I since discovered there was an update available, so as soon as I had time I upgraded the firmware to the new 1.05 firmware.

You have to use Sony's software to load the new firmware into the camera. I'm not sure why Sony decided to do this, with the A100 an update was a simple matter of copying a file to memory card and booting up the camera. Of course the Sony software is Windows only - which causes headaches to folks like me who have opted to use Linux. So I tried doing the upgrade using a Virtual Machine instance of Windows XP, but that kept failing. It seems you have to use Windows running natively on real hardware for the upgrade to work properly.

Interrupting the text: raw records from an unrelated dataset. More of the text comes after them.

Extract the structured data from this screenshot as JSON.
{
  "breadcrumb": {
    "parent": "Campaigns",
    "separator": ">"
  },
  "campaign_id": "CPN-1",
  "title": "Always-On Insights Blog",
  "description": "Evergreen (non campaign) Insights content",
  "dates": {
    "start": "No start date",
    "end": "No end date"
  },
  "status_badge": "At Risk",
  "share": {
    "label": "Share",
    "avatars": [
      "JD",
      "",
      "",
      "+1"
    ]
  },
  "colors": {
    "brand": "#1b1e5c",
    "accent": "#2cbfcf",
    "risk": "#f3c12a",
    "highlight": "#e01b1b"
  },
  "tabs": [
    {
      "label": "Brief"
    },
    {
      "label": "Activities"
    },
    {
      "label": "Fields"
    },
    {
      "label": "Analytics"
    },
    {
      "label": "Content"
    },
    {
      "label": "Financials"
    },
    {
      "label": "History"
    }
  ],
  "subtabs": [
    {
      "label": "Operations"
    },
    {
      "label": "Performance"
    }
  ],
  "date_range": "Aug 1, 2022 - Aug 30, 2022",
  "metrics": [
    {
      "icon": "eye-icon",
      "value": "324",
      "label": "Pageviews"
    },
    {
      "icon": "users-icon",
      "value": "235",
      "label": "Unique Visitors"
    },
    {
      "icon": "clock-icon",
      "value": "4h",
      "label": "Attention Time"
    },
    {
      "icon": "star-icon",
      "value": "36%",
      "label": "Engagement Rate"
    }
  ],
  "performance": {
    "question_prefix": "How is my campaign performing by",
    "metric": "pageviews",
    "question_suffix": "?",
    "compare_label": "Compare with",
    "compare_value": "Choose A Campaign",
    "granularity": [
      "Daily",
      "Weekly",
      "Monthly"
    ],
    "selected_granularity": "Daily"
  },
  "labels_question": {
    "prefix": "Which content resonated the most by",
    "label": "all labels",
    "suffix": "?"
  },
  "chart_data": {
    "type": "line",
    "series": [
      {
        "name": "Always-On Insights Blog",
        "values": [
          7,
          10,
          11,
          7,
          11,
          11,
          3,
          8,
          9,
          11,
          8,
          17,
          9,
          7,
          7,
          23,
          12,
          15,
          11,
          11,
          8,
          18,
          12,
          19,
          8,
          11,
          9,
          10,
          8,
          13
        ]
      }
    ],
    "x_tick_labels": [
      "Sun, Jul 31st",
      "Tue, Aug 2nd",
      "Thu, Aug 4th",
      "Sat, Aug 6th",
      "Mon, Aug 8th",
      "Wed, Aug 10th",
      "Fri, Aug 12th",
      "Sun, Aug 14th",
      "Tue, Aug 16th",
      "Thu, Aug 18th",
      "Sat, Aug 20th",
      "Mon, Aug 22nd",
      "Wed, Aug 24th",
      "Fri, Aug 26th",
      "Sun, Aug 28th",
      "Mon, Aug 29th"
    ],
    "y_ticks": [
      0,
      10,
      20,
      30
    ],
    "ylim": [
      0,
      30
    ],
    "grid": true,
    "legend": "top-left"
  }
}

Anyway, I got the upgrade done on a borrowed computer and the camera seems a lot more responsive when fiddling with settings.

My settings

The Sony A77 has lots of tweaks and settings to play with to get it to behave just as you want, so I thought I'd better make a note of them in case I lose them for some reason.

Focus settings

The A77 has a fantastic feature called 'focus peaking'. Which, when switched on in manual focus mode, highlights areas of the image that will be in sharp focus, immensely useful when manual focusing or in macro mode. I have this turned up to high and yellow (yes, you can choose the colour!).

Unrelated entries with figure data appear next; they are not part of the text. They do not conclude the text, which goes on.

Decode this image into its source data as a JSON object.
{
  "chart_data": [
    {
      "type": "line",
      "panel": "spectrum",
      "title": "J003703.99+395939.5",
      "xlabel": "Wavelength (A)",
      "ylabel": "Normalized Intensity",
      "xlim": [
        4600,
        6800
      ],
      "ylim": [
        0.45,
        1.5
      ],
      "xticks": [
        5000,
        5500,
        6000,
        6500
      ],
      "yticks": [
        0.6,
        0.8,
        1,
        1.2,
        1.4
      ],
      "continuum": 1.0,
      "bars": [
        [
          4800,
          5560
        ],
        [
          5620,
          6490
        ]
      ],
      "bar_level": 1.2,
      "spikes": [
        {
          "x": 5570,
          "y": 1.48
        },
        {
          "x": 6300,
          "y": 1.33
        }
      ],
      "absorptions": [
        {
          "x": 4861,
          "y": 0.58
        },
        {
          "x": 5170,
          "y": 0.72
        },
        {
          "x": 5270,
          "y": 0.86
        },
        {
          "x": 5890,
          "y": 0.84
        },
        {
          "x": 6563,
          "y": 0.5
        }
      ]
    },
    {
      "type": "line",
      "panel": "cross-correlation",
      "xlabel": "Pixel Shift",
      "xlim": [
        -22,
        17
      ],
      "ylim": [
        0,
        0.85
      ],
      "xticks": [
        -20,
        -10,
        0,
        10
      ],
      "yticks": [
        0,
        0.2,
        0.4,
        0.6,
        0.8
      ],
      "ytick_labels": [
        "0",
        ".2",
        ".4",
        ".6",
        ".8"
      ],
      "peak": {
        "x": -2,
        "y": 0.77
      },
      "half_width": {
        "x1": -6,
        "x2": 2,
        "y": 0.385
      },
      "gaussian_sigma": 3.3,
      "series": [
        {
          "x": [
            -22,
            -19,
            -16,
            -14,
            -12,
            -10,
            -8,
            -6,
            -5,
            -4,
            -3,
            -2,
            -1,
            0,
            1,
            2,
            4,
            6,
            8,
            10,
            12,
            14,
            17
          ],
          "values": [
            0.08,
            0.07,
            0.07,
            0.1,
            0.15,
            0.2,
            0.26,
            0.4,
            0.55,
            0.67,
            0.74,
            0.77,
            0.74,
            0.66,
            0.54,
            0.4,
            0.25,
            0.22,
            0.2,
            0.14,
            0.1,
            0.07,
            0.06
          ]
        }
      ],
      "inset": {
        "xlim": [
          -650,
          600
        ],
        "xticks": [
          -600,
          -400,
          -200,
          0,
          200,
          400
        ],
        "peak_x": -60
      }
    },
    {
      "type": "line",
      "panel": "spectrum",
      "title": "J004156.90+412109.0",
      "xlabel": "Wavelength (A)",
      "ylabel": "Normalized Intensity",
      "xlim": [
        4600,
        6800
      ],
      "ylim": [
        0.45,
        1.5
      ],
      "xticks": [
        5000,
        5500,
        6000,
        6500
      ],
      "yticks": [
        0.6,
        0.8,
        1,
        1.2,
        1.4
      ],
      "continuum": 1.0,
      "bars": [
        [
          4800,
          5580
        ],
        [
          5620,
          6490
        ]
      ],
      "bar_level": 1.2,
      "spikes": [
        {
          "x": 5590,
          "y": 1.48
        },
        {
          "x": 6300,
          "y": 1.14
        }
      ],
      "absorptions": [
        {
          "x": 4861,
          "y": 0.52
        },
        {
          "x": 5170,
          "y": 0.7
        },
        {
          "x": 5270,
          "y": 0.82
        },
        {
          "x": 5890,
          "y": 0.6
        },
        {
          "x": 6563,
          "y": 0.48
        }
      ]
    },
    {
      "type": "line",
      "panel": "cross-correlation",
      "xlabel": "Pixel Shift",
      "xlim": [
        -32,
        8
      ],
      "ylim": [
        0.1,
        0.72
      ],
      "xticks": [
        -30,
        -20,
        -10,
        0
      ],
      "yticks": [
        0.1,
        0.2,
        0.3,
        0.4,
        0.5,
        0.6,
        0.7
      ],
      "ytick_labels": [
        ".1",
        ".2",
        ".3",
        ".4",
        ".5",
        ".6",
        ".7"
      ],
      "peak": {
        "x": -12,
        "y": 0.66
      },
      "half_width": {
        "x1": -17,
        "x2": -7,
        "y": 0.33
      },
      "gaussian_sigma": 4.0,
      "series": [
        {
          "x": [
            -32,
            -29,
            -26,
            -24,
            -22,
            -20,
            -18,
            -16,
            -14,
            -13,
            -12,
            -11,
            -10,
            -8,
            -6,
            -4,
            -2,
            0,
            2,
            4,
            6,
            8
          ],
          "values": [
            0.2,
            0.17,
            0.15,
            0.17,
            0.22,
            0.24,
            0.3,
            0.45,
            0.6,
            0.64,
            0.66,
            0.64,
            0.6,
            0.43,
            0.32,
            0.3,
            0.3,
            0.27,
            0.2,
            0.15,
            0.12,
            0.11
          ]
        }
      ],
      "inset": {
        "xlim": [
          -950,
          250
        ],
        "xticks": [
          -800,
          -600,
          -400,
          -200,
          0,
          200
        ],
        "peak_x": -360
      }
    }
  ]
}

Setting the camera focus to DMF mode (camera menu -> 3 -> AF-A setup (DMF)) means when the camera has found focus it switches to manual focus immediately (just for that shot), in combination with focus peaking this means you get a highlight of what will be sharp when using AF. This works nicely when the focus mode knob on the front of the camera is set to 'A'.

Depressing the shutter release half way causes AF to kick in again.

Of course when the subject is moving a lot you may want to tell the camera to keep focusing and don't use DMF, in this situation I switch the focus knob on the front of the A77 to C for continuous focus, which will ignore the DMF setting.

Memory recall

The A77 has 3 user definable memory slots. I have setup 2 of mine, the first for single shot efforts when I have time to compose and think carefully about a shot. The second is for faster action use of the camera. These give me a quick and easy way to setup the camera for certain uses.

MR1 - A priority, single shot drive, local AF point select, ISO 200

MR2 - S priority, flash off, dive more: continuous Hi, auto ISO (limited to 1600), Zone focus mode

Button customising

Amongst the masses of customisation options in the Sony A77 is the option to reassign some of the buttons on the camera to have different uses meaning you can have exactly what you want where in the button layout. The only one I've tweaked is to change the AEL button to toggle spot metering as that seems like a feature I'd like to be able to quickly switch to as conditions change.

Other features/settings I'd need to change in a hurry (Shutter/Apeture/ISO/exp. compensation) all have dedicated controls already.